The Fragile Families Challenge was a contest to create models predicting six outcome variables for disadvantaged children at age 15. Panel data derived from interviews with the children and their caretakers were available to train models. In total, there were nearly 13,000 predictor variables, with a training set of 2,121 children. A test set was held out by the organizers of the contest to evaluate the models at the end.
I participated in the contest, as one of my first applications of training machine learning models on a real-life data set (with a great deal of missing data).
I wrote my code in R. After pre-processing the data and dealing with missing data (imputation, feature removal if necessary, etc.), my code trained lasso-penalized linear regression models and well as principal components linear regression (PCR) models on each of the three response variables, as measured at age 15:
-
GPA
-
"Grit": a measure of perseverance--see http://www.fragilefamilieschallenge.org/grit/ for details.
-
"Material hardship": a measure of extreme poverty--see http://www.fragilefamilieschallenge.org/material-hardship/ for details.
I used cross-validation to find the best lasso-penalized model as well as the best PCR model.

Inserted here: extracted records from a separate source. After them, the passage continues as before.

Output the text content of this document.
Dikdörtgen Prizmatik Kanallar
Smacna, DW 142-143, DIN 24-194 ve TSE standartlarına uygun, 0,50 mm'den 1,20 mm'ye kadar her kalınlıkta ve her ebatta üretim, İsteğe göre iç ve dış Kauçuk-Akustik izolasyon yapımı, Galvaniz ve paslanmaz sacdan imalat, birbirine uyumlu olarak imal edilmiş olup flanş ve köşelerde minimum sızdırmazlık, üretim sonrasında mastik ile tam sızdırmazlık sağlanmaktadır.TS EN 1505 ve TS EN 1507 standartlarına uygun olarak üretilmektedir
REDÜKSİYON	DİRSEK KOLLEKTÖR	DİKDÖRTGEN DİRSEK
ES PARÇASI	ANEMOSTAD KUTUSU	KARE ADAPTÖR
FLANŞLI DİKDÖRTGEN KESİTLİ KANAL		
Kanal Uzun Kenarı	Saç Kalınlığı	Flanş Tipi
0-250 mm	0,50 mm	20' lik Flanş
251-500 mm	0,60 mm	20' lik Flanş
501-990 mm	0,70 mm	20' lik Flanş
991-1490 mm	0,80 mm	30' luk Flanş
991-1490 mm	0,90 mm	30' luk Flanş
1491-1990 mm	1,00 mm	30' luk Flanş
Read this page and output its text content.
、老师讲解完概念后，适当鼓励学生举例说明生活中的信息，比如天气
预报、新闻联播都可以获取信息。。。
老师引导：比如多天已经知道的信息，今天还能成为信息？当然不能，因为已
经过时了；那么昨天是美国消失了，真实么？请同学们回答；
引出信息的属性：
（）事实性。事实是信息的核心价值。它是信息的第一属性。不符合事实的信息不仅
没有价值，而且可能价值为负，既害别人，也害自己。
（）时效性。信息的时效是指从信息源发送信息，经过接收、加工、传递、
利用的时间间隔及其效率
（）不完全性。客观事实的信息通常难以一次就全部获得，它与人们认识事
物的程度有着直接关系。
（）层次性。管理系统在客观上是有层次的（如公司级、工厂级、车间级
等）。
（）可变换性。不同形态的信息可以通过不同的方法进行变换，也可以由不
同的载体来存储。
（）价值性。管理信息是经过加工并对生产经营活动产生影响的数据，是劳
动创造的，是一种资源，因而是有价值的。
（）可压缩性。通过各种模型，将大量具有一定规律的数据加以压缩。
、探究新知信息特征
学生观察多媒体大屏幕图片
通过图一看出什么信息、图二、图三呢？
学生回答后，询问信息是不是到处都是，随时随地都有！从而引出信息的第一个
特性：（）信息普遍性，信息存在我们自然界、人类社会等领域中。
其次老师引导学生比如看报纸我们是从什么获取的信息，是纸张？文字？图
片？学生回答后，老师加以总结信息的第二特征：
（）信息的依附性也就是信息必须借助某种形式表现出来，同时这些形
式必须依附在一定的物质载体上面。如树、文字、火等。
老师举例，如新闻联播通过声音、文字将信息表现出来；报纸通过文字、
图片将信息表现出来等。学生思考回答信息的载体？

Final, I compared the root-mean-squared error (RMSE) on the cross-validation sets for the best lasso-penalized model to the cross-validated RMSE on the best PCR model to choose the final model for each variable. The final selections were as follows:
-
GPA model: Lasso-penalized linear regression with 57 variables.
-
Grit model: Principal components linear regression with 1 (!) component.
-
Material hardship model: Lasso-penalized linear regression with 57 variables.
All three of my models finished in the top 40% of entries and outperformed a baseline null model on the test set.
Thank you to Stephen McKay AKA the_Brit, whose code 'FFC-simple-R-code.R' I used to get started, Viola Mocz (vmocz) & Sonia Hashim (shashim), whose code FeatEngineering.R I used, and hty, whose code 'COS424_HW2_imputation_Rcode.R' I used. Those files were taken from the Fragile Families github, at https://github.com/fragilefamilieschallenge.
More information about the Fragile Families Challenge is available at http://www.fragilefamilieschallenge.org.
Here are descriptions of each of the files in this repository:
-
ffc2.R: My code for my final entry which loads the raw data, pre-processes it, and trains models, as described above.
-
narrative.txt: A brief description of the models trained by my code for my final submission, including model type and number of variables included. This file was generated by my R script in order to preserve this information.
-
prediction.csv: The predictions generated by my models for both training and test set data.